İslam alimlerinin meşhurlarından ve evliyanın büyüklerinden olan İmam-ı Rabbani Müceddid-i elf-i sani Ahmed Faruk-i Serhendi hazretleri Mektubatının birinci cildi 282. mektubunda şöyle buyurdu: “Allaha hamd olsun! Onun seçtiği kullarına selam olsun! Çok zamandan beri, sevdiklerimiz Hızır “ala nebiyyina ve aleyhissalatü vesselam” için soruyorlar. Onun için bu fakire lazım olan bilgi verilmediğinden cevap yazmıyordum. Bu gün sabah vakti toplanmıştık. İlyas ile Hızır “ala nebiyyina ve aleyhimessalevatü vetteslimat” ruhani şekillerde geldiler. Hızır ruhani olarak dedi ki: “Biz ruhlar alemindeniz, Allah, bizim ruhlarımıza öyle kuvvet vermiştir ki, insan şeklini alırız. İnsanların yaptığı işleri, bizim ruhlarımız da yapar. İnsanların yaptığı gibi yürürüz, dururuz, ibadet ederiz.” “Namazları Şafii mezhebine göre mi kılarsınız?” dedim. “Biz şeriatlere uymakla emir olunmadık. Kutb-i medarın işlerine yardım ederiz. Kutb-i medar, Şafii mezhebinde olduğu için, biz de onun arkasında Şafii mezhebine göre kılıyoruz” dedi. Bu sözünden anlaşıldı ki, bunların ibadetine sevab yoktur. Yanında bulundukları kimseler gibi ibadet ederler. İbadetin yalnız şeklini yaparlar. Bu konuşmadan da anladım ki, vilayetin kemalatı Şafii mezhebine uygundur. Peygamberlik kemalatının Hanefi mezhebine bağlılığı vardır. Kıyamete kadar hiç peygamber gelmeyecektir. Bu ümmete bir peygamber gönderilse idi. Hanefi mezhebine göre ibadet ederdi. Hace Muhammed Parisa (kuddise sirruh) hazretlerinin Füsul-i sitte kitabındaki; “Hazret-i Îsa (ala nebiyyina ve aleyhissalatü vesselam) gökten indikten sonra, İmam-ı azam Ebu Hanife (radıyAllah anh) mezhebine göre iş yapar” sözünün ne demek olduğu şimdi anlaşıldı. Bu iki büyükten yardım ve dua istemeyi düşündüm. “Allahın lütfuna, ihsanına, nimetlerine kavuşan bir kimseye biz ne yapabiliriz?” dedi. Sanki kendilerini aradan çektiler. İlyas ala nebiyyina ve aleyhissalatü vesselam, bu konuşmaya hiç katılmadı. Bir şey söylemedi. Vesselam.”
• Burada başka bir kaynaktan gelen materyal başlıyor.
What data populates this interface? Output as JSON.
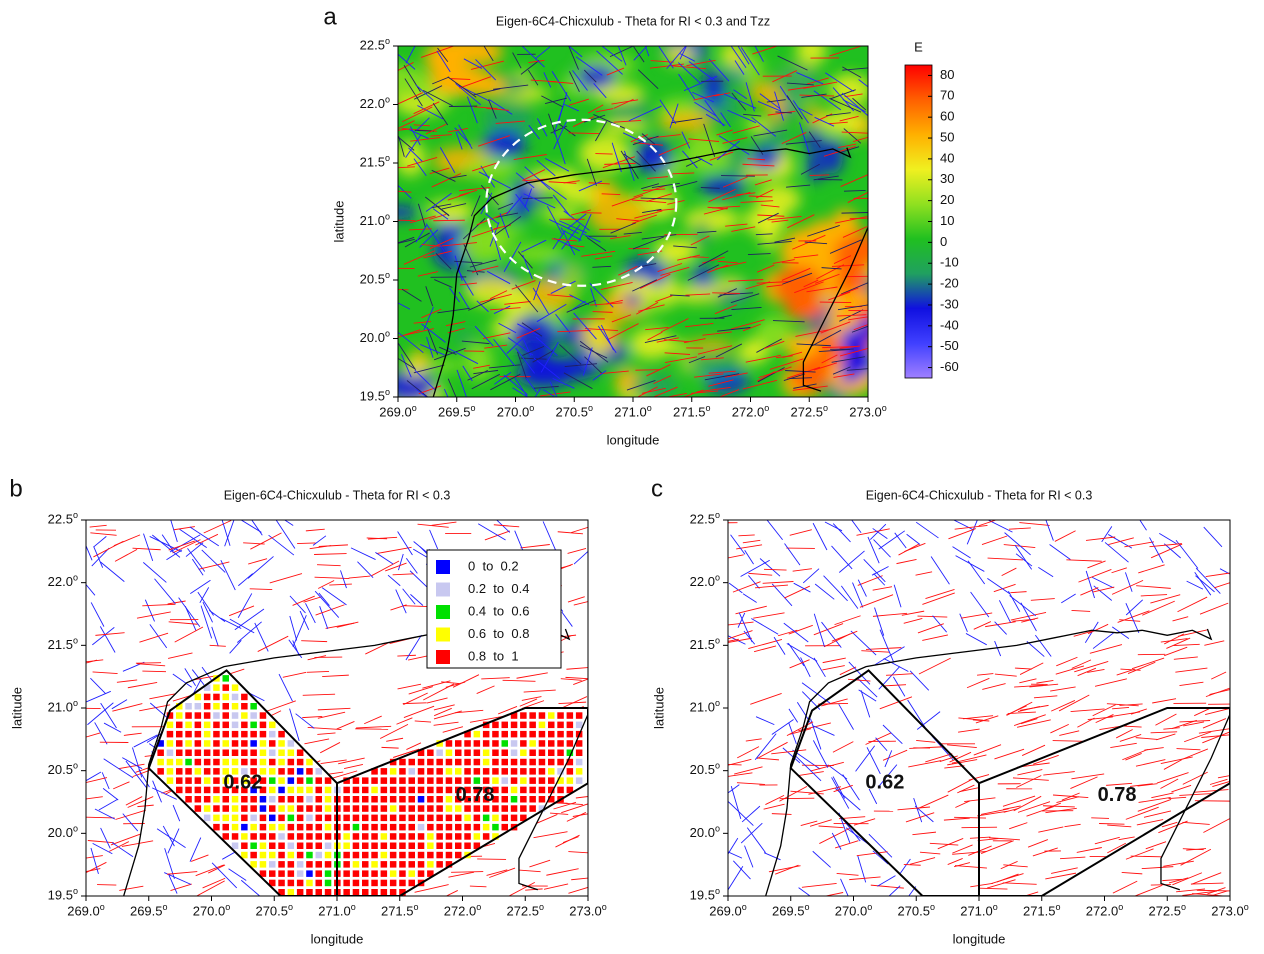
{
  "chart_data": [
    {
      "type": "map",
      "panel": "a",
      "title": "Eigen-6C4-Chicxulub - Theta for RI < 0.3 and Tzz",
      "xlabel": "longitude",
      "ylabel": "latitude",
      "xlim": [
        269,
        273
      ],
      "ylim": [
        19.5,
        22.5
      ],
      "xticks": [
        {
          "value": 269,
          "label": "269.0"
        },
        {
          "value": 269.5,
          "label": "269.5"
        },
        {
          "value": 270,
          "label": "270.0"
        },
        {
          "value": 270.5,
          "label": "270.5"
        },
        {
          "value": 271,
          "label": "271.0"
        },
        {
          "value": 271.5,
          "label": "271.5"
        },
        {
          "value": 272,
          "label": "272.0"
        },
        {
          "value": 272.5,
          "label": "272.5"
        },
        {
          "value": 273,
          "label": "273.0"
        }
      ],
      "yticks": [
        {
          "value": 19.5,
          "label": "19.5"
        },
        {
          "value": 20,
          "label": "20.0"
        },
        {
          "value": 20.5,
          "label": "20.5"
        },
        {
          "value": 21,
          "label": "21.0"
        },
        {
          "value": 21.5,
          "label": "21.5"
        },
        {
          "value": 22,
          "label": "22.0"
        },
        {
          "value": 22.5,
          "label": "22.5"
        }
      ],
      "tick_suffix": "o",
      "colorbar": {
        "label": "E",
        "lim": [
          -65,
          85
        ],
        "ticks": [
          80,
          70,
          60,
          50,
          40,
          30,
          20,
          10,
          0,
          -10,
          -20,
          -30,
          -40,
          -50,
          -60
        ],
        "colors": [
          "#a080ff",
          "#4040ff",
          "#1010e0",
          "#20a060",
          "#20c020",
          "#90e020",
          "#f0f020",
          "#ffb000",
          "#ff6000",
          "#ff0000"
        ]
      }
    },
    {
      "type": "map",
      "panel": "b",
      "title": "Eigen-6C4-Chicxulub - Theta for RI < 0.3",
      "xlabel": "longitude",
      "ylabel": "latitude",
      "xlim": [
        269,
        273
      ],
      "ylim": [
        19.5,
        22.5
      ],
      "xticks": [
        {
          "value": 269,
          "label": "269.0"
        },
        {
          "value": 269.5,
          "label": "269.5"
        },
        {
          "value": 270,
          "label": "270.0"
        },
        {
          "value": 270.5,
          "label": "270.5"
        },
        {
          "value": 271,
          "label": "271.0"
        },
        {
          "value": 271.5,
          "label": "271.5"
        },
        {
          "value": 272,
          "label": "272.0"
        },
        {
          "value": 272.5,
          "label": "272.5"
        },
        {
          "value": 273,
          "label": "273.0"
        }
      ],
      "yticks": [
        {
          "value": 19.5,
          "label": "19.5"
        },
        {
          "value": 20,
          "label": "20.0"
        },
        {
          "value": 20.5,
          "label": "20.5"
        },
        {
          "value": 21,
          "label": "21.0"
        },
        {
          "value": 21.5,
          "label": "21.5"
        },
        {
          "value": 22,
          "label": "22.0"
        },
        {
          "value": 22.5,
          "label": "22.5"
        }
      ],
      "tick_suffix": "o",
      "legend": [
        {
          "name": "0  to  0.2",
          "color": "#0000ff"
        },
        {
          "name": "0.2  to  0.4",
          "color": "#c8c8f0"
        },
        {
          "name": "0.4  to  0.6",
          "color": "#00e000"
        },
        {
          "name": "0.6  to  0.8",
          "color": "#ffff00"
        },
        {
          "name": "0.8  to  1",
          "color": "#ff0000"
        }
      ],
      "annotations": [
        {
          "text": "0.62",
          "x": 270.25,
          "y": 20.4
        },
        {
          "text": "0.78",
          "x": 272.1,
          "y": 20.3
        }
      ]
    },
    {
      "type": "map",
      "panel": "c",
      "title": "Eigen-6C4-Chicxulub - Theta for RI < 0.3",
      "xlabel": "longitude",
      "ylabel": "latitude",
      "xlim": [
        269,
        273
      ],
      "ylim": [
        19.5,
        22.5
      ],
      "xticks": [
        {
          "value": 269,
          "label": "269.0"
        },
        {
          "value": 269.5,
          "label": "269.5"
        },
        {
          "value": 270,
          "label": "270.0"
        },
        {
          "value": 270.5,
          "label": "270.5"
        },
        {
          "value": 271,
          "label": "271.0"
        },
        {
          "value": 271.5,
          "label": "271.5"
        },
        {
          "value": 272,
          "label": "272.0"
        },
        {
          "value": 272.5,
          "label": "272.5"
        },
        {
          "value": 273,
          "label": "273.0"
        }
      ],
      "yticks": [
        {
          "value": 19.5,
          "label": "19.5"
        },
        {
          "value": 20,
          "label": "20.0"
        },
        {
          "value": 20.5,
          "label": "20.5"
        },
        {
          "value": 21,
          "label": "21.0"
        },
        {
          "value": 21.5,
          "label": "21.5"
        },
        {
          "value": 22,
          "label": "22.0"
        },
        {
          "value": 22.5,
          "label": "22.5"
        }
      ],
      "tick_suffix": "o",
      "annotations": [
        {
          "text": "0.62",
          "x": 270.25,
          "y": 20.4
        },
        {
          "text": "0.78",
          "x": 272.1,
          "y": 20.3
        }
      ]
    }
  ]
}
İbn-i Ömer şöyle rivayet etmiştir: Resulallahın vefatında Ebu Bekir eve girip, Resulallaha salat ve selam okuyunca, Ehl-i beytin ağlaması daha da yükseldi. Ağlamalarını mescidde namaz kılan Eshab da duydu. Ebu Bekir Resulallah hakkında her söz söyledikde, ağlamaları daha da artıyordu. Tam bu sırada evin kapısına birisi gelerek, yüksek sesle Ehl-i beyte selam verdikten sonra mealen; “Her nefs ölümü tadacaktır.” (Ankebut suresi: 57) buyrulan ayet-i kerimeyi okudu. Sonra da; “Allah herkesin yerine bir halef ve her rağbet edilene ulaşma imkanı vermiştir. Her sıkıntıdan bir kurtuluş kapısı açmıştır. Allaha bağlanın, Ona güvenin. Ondan ümidinizi kesmeyin” dedi. Ehl-i beyt kapıya gelip bunları söyleyeni dinlediler. Ağlamaları durdu. Kapıdan onlara hitab eden zatın da sesi kesildi. Fakat bu zatın kim olduğunu bilemediler. Araştırdılarsa da kapıda kimseyi bulamadılar. Bu hadiseden sonra, Ehl-i beytin ağlama sesleri tekrar yükseldi. Bu sefer bilemedikleri, göremedikleri bir başka zat daha onlara hitab etmeye başladı: “Ey Ehl-i beyt-i nübüvvet! Allahı çok anın ve her hal ü karda Ona hamd edin ki, halis kullardan olasınız. Her musibet için bir kurtuluş yolu ve her kıymetli şeye bir bedel vardır. Allaha itaat edip, emirlerine uyunuz.” Bunun üzerine Ebu Bekir ; “Bunlar (bu sözleri söyleyenler) Resulallahın cenazesinde hazır bulunan Hızır ve İlyasdır” (aleyhimesselam) buyurdu.”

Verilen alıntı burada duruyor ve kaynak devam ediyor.